Title

Lyon:

France’s capital of cuisine

Created date

January 9th, 2017
The Basilica of Notre Dame de Fourviere overlooking Lyon.
The Basilica of Notre Dame de Fourviere overlooking Lyon.

Special to the Tribune

Lyon isn’t Paris. Oddly, that sentence can be taken from both a positive and negative point of view. If you say you’re going to Paris, people immediately think: Eiffel Tower, Champs Elysees, Louvre. Tell them you’re going to Lyon in east-central France and, chances are, they’ll draw a blank. 

So if your goal is to impress your friends, then Lyon, France’s third-largest city, may not be for you. But the long list of must-sees in Paris also means that the city abounds in throngs of bedraggled tourists staring at their maps, crossing off one attraction after the other, longing for a nap but not having a spare second to waste. Lyon, on the other hand, gives a visitor the opportunity to absorb French culture, in every sense of the word, as it’s the acknowledged capital of French cuisine.

While Paris is noted for the Seine River, Lyon has two, the Rhone and the Saone. In the middle is a thin, ten-block-wide peninsula, which is where you should stay because it allows you to walk almost anywhere you’d want to go. Not that there isn’t a very good public transportation system, but walking allows you to soak in the sights so much more deeply. Lyon is the perfect city to explore from a rental apartment rather than a hotel, so finding an apartment on that peninsula will be step one in your exploration.

On to the food

Step two is deciding where to eat. You definitely don’t want to end up in one of the touristy places in the old city. Your meal there will be okay and won’t stretch your budget. But if you’ve come to Lyon, you want to have a meal that’s memorable, such as one at La Mere Brazier, one of the oldest French restaurants, or at one of those founded by the noted chef Paul Bocuse, such as Le Nord or Le Sud. And because the tourists are fewer, reservations don’t need to be made months in advance as they often must be in Paris.
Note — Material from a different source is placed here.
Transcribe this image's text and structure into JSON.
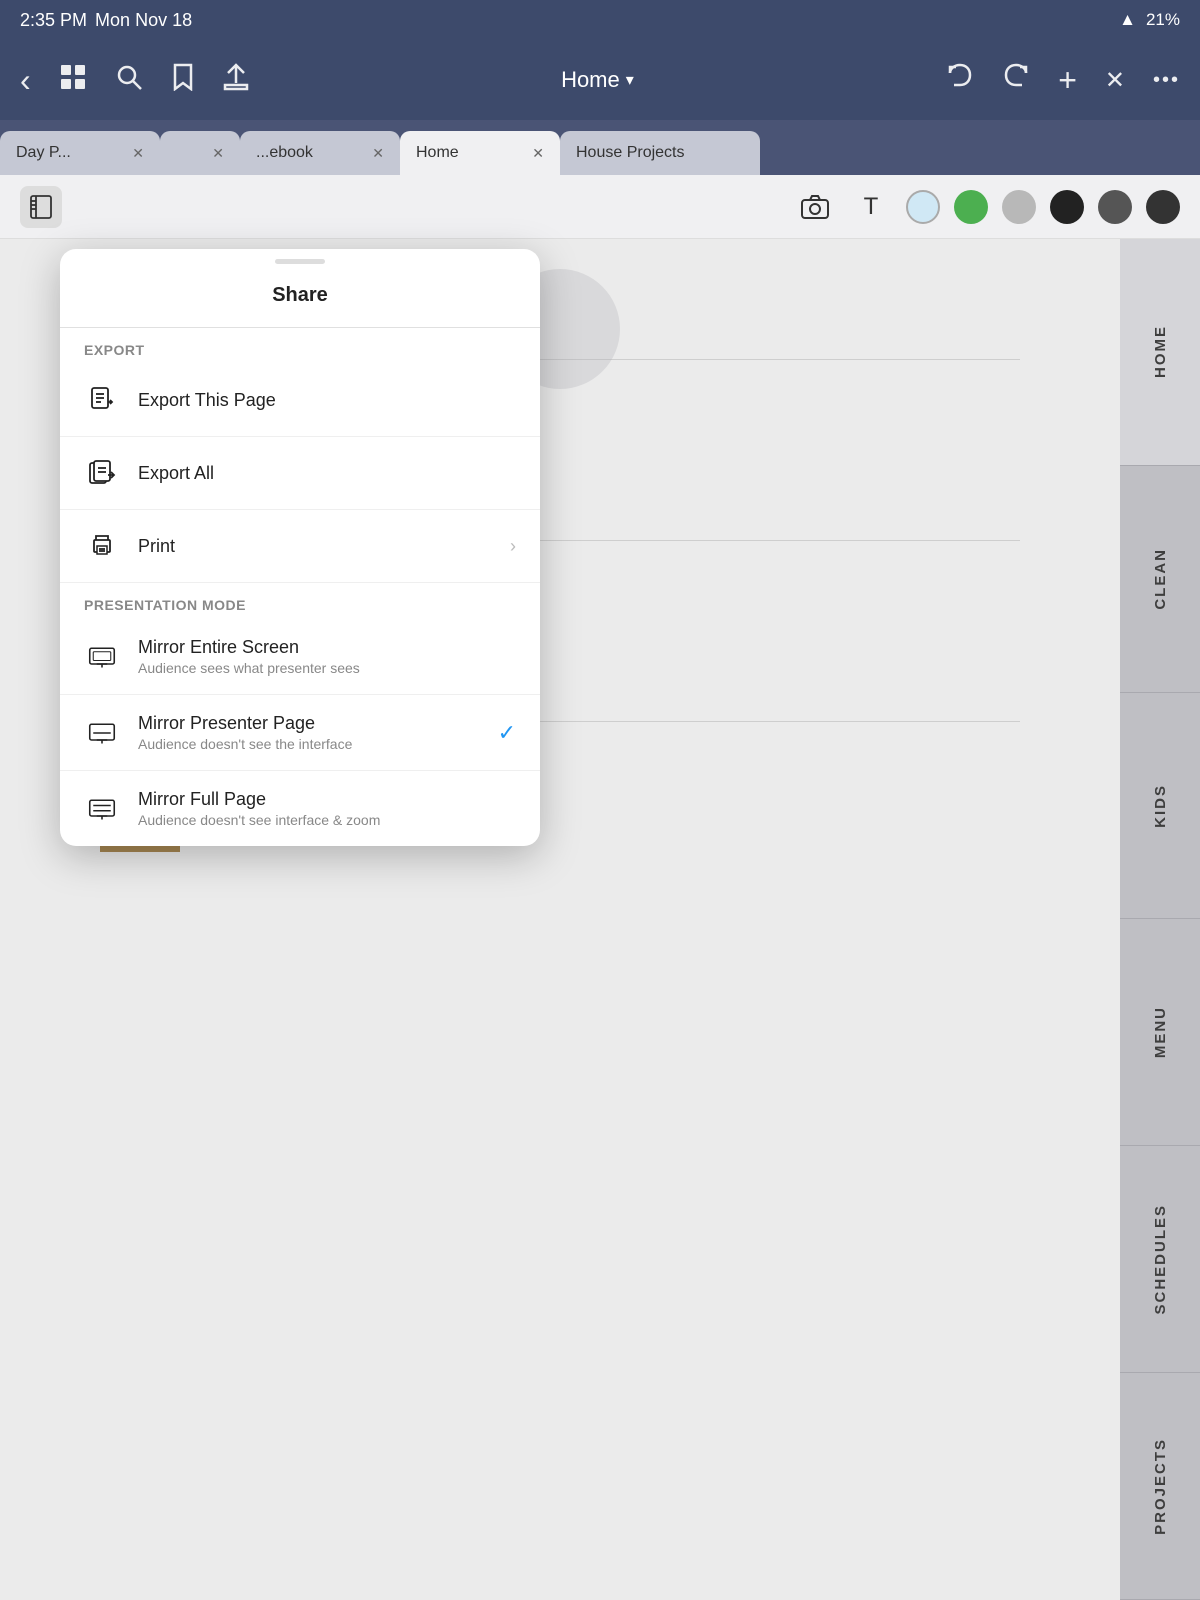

And speaking of Mr. Bocuse, there’s a food market with his name on it called Les Halles de Bocuse. Inside you’ll find an enticing selection of the best French food delicacies, including over a hundred types of French cheeses, a wide variety of charcuterie (French pork products), unbelievable pastries (you have to have some macaroons!), and all sorts of salads. 

You don’t want to just gaze at these—you want to buy a sample from this dealer and that one and take it back to your apartment and have yourself a feast. And don’t forget to stop for a bottle of French wine. You can pick one up at a local supermarket; for under $15 you can get a bottle that will perfectly complement your French picnic. 

Meandering is best

Besides the winding medieval streets of the old town, Lyon invites you to spend your time being a flanneur, one who walks casually along soaking in the atmosphere. Look more closely at the architecture of the buildings around you, noting the detail that goes into every building. You may spot a traboule, a passageway through several buildings that was made back when Lyon was a center for producing and weaving silk during the nineteenth century. Check out the shop windows, which allow you to see into French culture. Visit some art galleries. Study the faces of the passers-by. 

The French call window shopping “window licking,” and after a couple of days strolling along the streets of Lyon, you’ll have a real feel for this wonderful city and discover that this window into France is one well-worth “licking.”